Migraine Predicts Parkinson’s

migraine

Researchers believe they have found a connection between a tendency to get migraines and risk of Parkinson’s disease. In particular, people who get migraine with aura—an alteration in vision that often presages a migraine—are twice as likely to develop Parkinson’s later in life as people without migraines. Migraine affects an estimated 30 million people and is the most common brain disorder in adults, so potentially millions of people are at risk for Parkinson’s disease, as well as for the cardiovascular illnesses with which migraine is also associated.

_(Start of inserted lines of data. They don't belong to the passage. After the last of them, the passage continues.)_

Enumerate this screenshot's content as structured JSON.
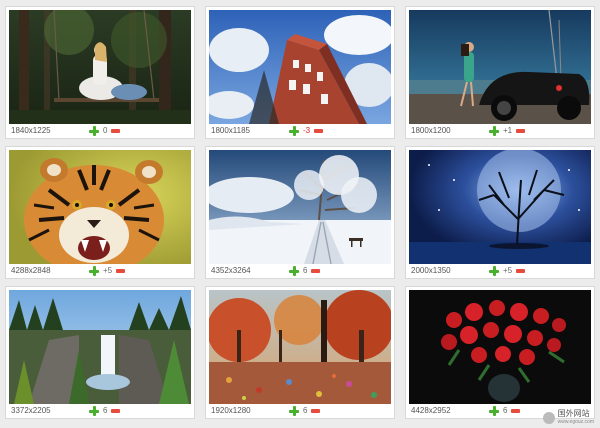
{
  "cards": [
    {
      "dims": "1840x1225",
      "score": "0",
      "scene": "forest-swing-photo"
    },
    {
      "dims": "1800x1185",
      "score": "-3",
      "scene": "tower-sky-photo"
    },
    {
      "dims": "1800x1200",
      "score": "+1",
      "scene": "woman-car-photo"
    },
    {
      "dims": "4288x2848",
      "score": "+5",
      "scene": "tiger-photo"
    },
    {
      "dims": "4352x3264",
      "score": "6",
      "scene": "snow-road-photo"
    },
    {
      "dims": "2000x1350",
      "score": "+5",
      "scene": "moon-tree-photo"
    },
    {
      "dims": "3372x2205",
      "score": "6",
      "scene": "waterfall-photo"
    },
    {
      "dims": "1920x1280",
      "score": "6",
      "scene": "autumn-park-photo"
    },
    {
      "dims": "4428x2952",
      "score": "6",
      "scene": "red-roses-photo"
    }
  ],
  "watermark": {
    "title": "国外网站",
    "url": "www.egouz.com"
  },
  "colors": {
    "plus": "#49b02b",
    "minus": "#e64b3c",
    "negative_score": "#dd2222"
  },
  "icons": [
    "plus-icon",
    "minus-icon"
  ]
}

In addition, people in the study with a family history of Parkinson’s were more likely to get migraines, providing more evidence of a connection. The reason for the link, if it exists, is not entirely clear, but one possibility is that dopamine, a messenger chemical in the brain that has been implicated as a major cause of Parkinson’s, is also involved in migraines. Past research has indicated that dopamine receptors may be involved in migraines.

The dopamine issues that cause migraines, however, are imperfectly understood themselves. Their causes—called triggers—vary from person to person. Among the most common migraine triggers are onions, alcohol, secondhand smoke, and MSG. Some chemical compounds are also common triggers, such as the nitrates used in curing meat or tyramine, which naturally forms in aged foods such as wine or certain cheeses. Stress is another frequent cause of migraines. A recent study found that referring to a stressful situation as a "headache" isn’t just a metaphor; people with more stress in their lives are more prone to headaches of the literal sort. With migraines, it seems the let-down after is a bigger problem, and keeping stress levels even is important for prevention.

In fact, avoiding triggers in general is the most effective way of preventing migraines. There is a learning curve to this, since avoiding triggers requires first determining what they are. However, once a patient’s triggers have mostly been determined, avoiding them can significantly reduce migraine instances. In addition, medications and medical devices are available to prevent migraines or lessen their severity or duration. Two new electromagnetic stimulation devices, for example, seem to be useful for stopping migraines as soon as they start, if not sooner.